Still, the area’s politicians admittedly want it two ways. Mayor Jim Darling told me that he hoped the immigration crisis wouldn’t become “a story about McAllen”—emphasizing that life for his citizens is fine, normal, and unchanged—but he, Pagan, and the other area leaders still want the federal government and the state to recognize that the city is doing more than its share to alleviate the humanitarian crisis. So far, they have resisted calls to declare a state of emergency.

“When you start talking about emergencies, you’re talking about the aftermath of a tornado or earthquake or something like that,” Pagan tells me. “We don’t want to send a message that the city is in some sort of crisis or chaos. As the EMC and the city attorney, I think this qualifies as an unforeseen situation and a strain on our resources, but for the other reasons I described there’s hesitancy to [declare a state of emergency] if we don’t need to do that.”

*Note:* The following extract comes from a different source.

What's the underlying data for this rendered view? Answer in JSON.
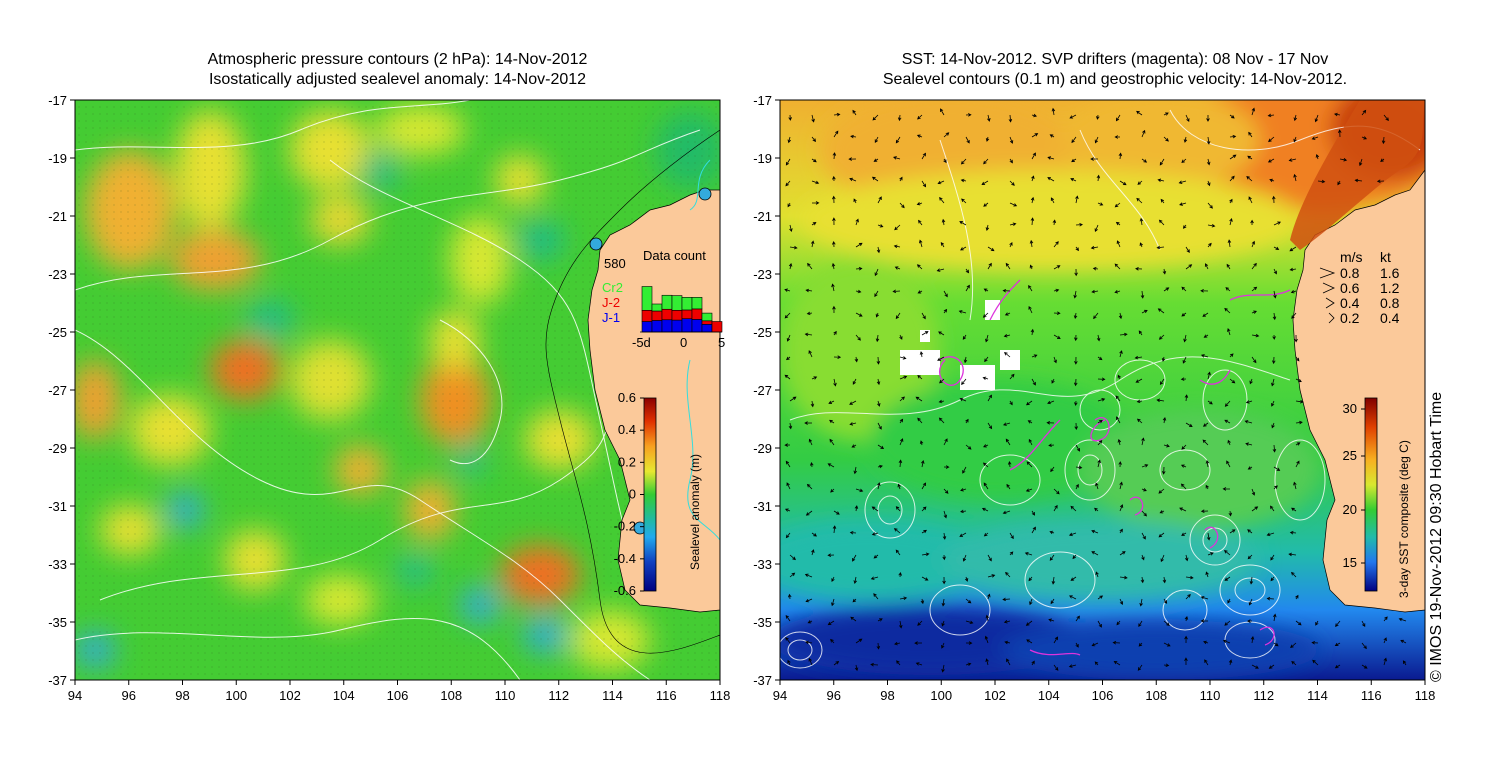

McAllen’s government is “good, strong, [and] fiscally conservative,” Pagan says, and officials hope that the federal government will reimburse the city for its aid to the immigrant families. The burden on the city—which is not to say the immigrants themselves—may already be lessening: the Obama administration has plans to open up new detention centers for immigrant families, and while those haven’t opened yet, already the number of immigrants seen at Sacred Heart is dropping rapidly. On the final weekend of June, 513 individuals passed through the facility. During the first weekend in July, only 222 individuals came to Sacred Heart. Pagan says he doesn’t know why that’s happening and whether it’s an anomaly or the new normal.

“As a good emergency manager, I’m planning contingencies for things that might make it worse—the numbers go up, or, God forbid, we have a hurricane form in the Gulf,” Pagan continues. “And if it goes away tomorrow? Fine. If it goes to the end of the calendar year—we can do that. The load that’s being shouldered by the [nonprofits]—we always have to consider the possibility that that effort is not sustainable. But the city government? We’re not going anywhere.”